前门东街的夏府中,宾客齐聚一堂,华灯初上,戏台上正唱得欢,宾客推杯换盏,好不欢乐。夏言少有的如此铺张,实在是这一日太让他感到骄傲了。
此时他已经喝得五分醉了,舌头略有些僵硬。他自己能够感觉出来,说话不太利索,便少语了起来,只是端端正正的坐在那儿,或微笑,或捋须,或是朝人点头招手,通身的首辅气派,丝毫不减。
杨曲也与吴罄南也都被安排了座位,这二人皆是登上正桌的,然而其他的清客,只能简单的在偏院吃上几杯水酒,从根本意义上就有天差地别。由此可见,夏言对于这两个人有多么的看重。
人生得意须尽欢,莫使金樽空对月。夏言严谨了一辈子,到了这个年纪,却才第一次感受到,这是什么样的感觉。
今晚,应该是他为官多年,最为开怀的一夜了。
......
宾客喝得酩酊大醉,戏唱到了大半夜。一个仆人匆匆自长廊走来,在夏言身边停了下来,他双手一作揖,弯曲着身子,低声道:“老爷,角门有人来了,说是想见大人一面。”
从角门进来的,夏言第一反应就是高怒。
他点了点头,对着一旁拍手应和戏音的瞿銮道:“我去去就回。”
瞿銮拱手笑道:“阁老请便。
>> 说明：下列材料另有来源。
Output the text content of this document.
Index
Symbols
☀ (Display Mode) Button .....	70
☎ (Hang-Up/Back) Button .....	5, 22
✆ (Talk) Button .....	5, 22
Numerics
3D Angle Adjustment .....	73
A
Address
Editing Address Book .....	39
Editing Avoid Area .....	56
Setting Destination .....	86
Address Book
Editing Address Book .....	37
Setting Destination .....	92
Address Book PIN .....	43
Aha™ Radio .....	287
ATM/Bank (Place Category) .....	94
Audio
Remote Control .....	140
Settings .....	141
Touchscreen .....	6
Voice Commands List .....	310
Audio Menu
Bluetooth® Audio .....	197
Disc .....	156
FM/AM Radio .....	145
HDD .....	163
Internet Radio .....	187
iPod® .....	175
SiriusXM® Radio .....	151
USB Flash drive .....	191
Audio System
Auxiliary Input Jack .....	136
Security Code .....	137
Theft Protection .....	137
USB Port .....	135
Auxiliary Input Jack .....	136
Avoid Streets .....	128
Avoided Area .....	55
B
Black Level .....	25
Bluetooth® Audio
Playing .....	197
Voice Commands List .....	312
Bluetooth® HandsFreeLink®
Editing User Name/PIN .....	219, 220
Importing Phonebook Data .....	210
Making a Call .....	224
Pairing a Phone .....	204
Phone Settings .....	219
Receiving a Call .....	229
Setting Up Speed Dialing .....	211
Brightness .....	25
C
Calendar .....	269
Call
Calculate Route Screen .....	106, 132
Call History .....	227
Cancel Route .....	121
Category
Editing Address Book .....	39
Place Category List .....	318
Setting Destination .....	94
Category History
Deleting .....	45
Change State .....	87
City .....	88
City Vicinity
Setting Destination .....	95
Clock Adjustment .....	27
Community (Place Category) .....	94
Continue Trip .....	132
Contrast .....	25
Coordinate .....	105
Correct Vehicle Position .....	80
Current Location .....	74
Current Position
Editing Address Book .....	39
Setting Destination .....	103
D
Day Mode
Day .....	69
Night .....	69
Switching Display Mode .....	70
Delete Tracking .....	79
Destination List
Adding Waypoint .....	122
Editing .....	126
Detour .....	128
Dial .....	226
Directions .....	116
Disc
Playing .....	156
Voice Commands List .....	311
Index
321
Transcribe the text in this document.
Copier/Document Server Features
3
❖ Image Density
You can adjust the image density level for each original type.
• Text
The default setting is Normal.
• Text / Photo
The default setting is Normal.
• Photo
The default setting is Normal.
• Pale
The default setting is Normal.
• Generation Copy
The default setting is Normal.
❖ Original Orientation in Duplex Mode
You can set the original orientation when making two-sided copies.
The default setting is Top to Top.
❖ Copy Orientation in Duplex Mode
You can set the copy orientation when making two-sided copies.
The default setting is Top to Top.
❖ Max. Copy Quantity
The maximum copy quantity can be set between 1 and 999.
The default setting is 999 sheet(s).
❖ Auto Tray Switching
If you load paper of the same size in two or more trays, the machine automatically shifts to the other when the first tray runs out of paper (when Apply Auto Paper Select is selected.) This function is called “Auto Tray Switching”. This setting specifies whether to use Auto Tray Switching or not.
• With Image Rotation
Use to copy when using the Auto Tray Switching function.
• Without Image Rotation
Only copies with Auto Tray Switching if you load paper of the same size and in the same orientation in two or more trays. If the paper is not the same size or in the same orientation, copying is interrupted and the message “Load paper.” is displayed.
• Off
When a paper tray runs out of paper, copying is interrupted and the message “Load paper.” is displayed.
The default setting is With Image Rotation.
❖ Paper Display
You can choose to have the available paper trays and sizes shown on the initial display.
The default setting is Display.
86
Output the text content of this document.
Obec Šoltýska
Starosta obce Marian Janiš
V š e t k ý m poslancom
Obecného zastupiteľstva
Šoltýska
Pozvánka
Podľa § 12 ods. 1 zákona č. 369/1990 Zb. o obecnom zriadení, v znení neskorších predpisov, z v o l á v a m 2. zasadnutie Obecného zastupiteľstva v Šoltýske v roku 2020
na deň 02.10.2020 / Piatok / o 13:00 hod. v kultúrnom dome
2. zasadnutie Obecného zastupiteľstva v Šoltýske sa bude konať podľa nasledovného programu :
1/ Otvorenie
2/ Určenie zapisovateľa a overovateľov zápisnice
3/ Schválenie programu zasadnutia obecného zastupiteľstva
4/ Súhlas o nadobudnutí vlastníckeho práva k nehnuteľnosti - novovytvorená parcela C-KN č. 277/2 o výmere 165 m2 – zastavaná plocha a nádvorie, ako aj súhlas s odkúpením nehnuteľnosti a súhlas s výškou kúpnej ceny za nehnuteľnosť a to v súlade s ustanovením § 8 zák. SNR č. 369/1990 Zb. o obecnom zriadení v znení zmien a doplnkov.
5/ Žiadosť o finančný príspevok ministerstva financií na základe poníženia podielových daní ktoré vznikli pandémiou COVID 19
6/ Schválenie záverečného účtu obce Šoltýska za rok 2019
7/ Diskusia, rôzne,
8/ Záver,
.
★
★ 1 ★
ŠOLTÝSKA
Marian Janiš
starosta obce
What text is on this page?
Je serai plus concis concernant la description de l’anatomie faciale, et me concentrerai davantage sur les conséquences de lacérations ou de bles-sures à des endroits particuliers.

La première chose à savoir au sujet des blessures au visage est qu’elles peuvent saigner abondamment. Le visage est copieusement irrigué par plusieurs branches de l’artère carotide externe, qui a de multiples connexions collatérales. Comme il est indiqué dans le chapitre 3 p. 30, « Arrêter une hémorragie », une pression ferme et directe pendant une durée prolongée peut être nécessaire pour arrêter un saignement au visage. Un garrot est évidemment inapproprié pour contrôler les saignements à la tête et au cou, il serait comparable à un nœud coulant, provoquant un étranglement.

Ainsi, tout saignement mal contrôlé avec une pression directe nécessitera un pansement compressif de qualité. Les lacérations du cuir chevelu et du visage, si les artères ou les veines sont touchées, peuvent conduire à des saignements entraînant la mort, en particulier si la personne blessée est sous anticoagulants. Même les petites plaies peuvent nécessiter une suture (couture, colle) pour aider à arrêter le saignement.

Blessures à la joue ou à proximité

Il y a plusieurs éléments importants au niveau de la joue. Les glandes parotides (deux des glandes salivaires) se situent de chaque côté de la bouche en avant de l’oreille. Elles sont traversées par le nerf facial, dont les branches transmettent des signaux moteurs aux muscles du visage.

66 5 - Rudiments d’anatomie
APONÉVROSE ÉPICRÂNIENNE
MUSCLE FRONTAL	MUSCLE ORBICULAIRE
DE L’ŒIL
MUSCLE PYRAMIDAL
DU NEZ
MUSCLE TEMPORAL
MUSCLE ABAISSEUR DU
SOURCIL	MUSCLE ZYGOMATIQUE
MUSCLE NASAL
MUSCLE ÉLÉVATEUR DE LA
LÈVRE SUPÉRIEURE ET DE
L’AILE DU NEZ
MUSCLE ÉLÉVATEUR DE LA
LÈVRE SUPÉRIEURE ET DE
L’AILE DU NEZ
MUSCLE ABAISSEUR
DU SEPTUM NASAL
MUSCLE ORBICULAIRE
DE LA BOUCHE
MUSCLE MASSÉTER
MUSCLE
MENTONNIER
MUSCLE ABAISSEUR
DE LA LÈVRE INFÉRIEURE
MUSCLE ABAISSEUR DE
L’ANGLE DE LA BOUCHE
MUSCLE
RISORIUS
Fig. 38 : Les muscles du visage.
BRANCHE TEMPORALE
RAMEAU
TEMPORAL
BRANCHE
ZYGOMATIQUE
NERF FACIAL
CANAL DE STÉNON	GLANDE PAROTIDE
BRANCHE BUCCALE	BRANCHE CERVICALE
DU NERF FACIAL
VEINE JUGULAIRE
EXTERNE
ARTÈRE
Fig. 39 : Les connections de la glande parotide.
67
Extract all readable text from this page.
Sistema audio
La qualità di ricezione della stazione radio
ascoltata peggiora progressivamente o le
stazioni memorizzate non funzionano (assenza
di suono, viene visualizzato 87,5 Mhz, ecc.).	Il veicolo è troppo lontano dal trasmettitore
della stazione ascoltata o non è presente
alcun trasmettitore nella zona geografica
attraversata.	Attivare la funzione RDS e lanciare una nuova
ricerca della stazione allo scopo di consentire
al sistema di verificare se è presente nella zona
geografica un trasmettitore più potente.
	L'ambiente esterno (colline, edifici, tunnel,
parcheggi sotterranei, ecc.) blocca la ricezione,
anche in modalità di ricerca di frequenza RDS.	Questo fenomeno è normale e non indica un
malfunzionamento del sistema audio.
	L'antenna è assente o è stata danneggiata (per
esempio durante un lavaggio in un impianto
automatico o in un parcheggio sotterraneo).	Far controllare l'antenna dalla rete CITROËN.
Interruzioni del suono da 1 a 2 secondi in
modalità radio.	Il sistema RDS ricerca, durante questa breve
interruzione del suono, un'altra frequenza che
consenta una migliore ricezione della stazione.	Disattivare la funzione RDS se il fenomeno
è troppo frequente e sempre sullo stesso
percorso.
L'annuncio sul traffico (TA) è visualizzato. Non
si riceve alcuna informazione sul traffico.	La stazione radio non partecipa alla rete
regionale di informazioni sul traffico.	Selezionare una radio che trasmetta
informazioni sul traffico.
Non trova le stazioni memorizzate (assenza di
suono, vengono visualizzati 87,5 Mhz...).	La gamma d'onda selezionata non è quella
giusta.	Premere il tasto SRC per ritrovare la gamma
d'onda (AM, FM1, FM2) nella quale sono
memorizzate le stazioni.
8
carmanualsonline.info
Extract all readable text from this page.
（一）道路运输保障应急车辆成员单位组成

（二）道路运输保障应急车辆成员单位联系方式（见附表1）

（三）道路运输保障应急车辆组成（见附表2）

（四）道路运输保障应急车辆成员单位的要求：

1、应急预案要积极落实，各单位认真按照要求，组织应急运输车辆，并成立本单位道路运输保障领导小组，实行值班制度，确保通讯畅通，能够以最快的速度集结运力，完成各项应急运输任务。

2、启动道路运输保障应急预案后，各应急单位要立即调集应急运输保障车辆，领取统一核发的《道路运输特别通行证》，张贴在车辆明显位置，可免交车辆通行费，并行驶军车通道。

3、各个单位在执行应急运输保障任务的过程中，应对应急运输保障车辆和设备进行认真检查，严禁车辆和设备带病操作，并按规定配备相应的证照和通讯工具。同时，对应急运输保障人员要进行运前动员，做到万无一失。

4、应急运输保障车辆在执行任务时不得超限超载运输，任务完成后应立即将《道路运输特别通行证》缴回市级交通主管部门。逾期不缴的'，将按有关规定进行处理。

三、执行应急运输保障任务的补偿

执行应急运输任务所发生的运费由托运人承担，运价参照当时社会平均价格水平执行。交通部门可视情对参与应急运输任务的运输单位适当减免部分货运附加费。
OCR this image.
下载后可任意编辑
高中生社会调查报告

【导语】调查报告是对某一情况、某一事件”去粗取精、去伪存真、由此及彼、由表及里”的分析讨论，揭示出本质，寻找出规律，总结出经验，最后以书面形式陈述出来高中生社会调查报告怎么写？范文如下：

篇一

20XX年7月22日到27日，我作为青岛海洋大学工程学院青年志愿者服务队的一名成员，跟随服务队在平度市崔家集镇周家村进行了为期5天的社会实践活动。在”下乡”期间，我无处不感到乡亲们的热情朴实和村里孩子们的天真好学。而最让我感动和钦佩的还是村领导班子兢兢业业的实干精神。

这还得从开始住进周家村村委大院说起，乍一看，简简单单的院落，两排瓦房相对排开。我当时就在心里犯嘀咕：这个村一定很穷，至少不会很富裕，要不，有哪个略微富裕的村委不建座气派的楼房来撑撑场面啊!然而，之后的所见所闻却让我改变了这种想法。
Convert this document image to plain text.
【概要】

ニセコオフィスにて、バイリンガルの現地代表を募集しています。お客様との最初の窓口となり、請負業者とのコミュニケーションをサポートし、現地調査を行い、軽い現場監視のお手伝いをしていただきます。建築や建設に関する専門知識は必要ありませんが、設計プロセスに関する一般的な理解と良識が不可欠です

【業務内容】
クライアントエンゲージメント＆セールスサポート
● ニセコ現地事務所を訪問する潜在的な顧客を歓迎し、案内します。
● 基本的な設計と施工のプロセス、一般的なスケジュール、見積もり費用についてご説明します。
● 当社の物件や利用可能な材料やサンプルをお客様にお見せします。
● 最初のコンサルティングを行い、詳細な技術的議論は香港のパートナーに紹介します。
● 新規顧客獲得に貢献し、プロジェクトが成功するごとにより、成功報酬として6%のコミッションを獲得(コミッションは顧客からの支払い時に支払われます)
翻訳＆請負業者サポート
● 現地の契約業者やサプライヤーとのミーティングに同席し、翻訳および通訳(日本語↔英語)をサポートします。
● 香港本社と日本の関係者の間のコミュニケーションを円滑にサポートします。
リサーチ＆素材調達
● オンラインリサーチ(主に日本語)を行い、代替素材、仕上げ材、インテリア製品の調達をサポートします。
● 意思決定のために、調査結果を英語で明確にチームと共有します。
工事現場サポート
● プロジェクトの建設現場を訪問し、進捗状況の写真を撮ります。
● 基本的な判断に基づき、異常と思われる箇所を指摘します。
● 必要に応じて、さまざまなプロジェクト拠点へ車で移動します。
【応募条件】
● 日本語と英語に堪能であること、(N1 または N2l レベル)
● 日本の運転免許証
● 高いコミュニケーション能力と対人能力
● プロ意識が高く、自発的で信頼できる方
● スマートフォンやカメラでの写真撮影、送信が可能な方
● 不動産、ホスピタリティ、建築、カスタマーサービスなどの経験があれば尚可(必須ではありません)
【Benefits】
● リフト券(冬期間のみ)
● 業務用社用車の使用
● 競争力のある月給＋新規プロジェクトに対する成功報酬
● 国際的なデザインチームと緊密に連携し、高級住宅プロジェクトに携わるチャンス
”
夏言站起身,觉得有些飘乎,甩了甩不太清醒的头,负手往角门走过去。
夜幕之下,陆炳穿着黑色的斗篷,头上戴着斗笠,这副掩人耳目的打扮,很明显就是不愿意让人知道自己的身份。
夏言走到近前,挺直了腰背,轻咳一声,道:“你来了?”
陆炳扬唇而笑,将斗笠取下,沉吟了一息,抬眸而笑:“阁老竟然算到某来了?”
夏言先是一怔,紧接着,脸上的笑容消失殆尽,微微蹙眉,问道:“陆指挥使,怎么是你?”
陆炳笑问:“不是在下还能是谁?高怒么?他虽然赶回京城,但这段时日都会留在北镇抚司衙门。阁老,您恐怕难再见他了。”
夏言眉心蹙的更紧,咬着后槽牙,问道:“老夫可是犯了什么醉,值得锦衣卫指挥使大人亲自来缉捕。”
陆炳笑容渐渐散去,面色变为紧张又慎重。
他一字一句,清清楚楚的道:“陛下委派在下彻查红袖招、金羡仙、高怒、以及今日的这场宴会。吾已然将部分情况上报陛下。夏阁老做好准备应对吧。”
陆炳说这一番话,夏言倒是没有想到。他狐疑的打量着陆炳,冷声问道:“老夫不想解释甚么,既已成事实,便请陛下圣断吧。”
陆炳知道夏言这副臭脾气,并不与他计较。
他缓缓的道:“三年前,我一时贪心,利用职务之便,昧下了一百万两白银。陛下几乎洞悉。我求到了阁老面前,阁老高抬贵手,放了我一马。今日我来提醒,只是为保当年之恩,信或不信,且随君便。”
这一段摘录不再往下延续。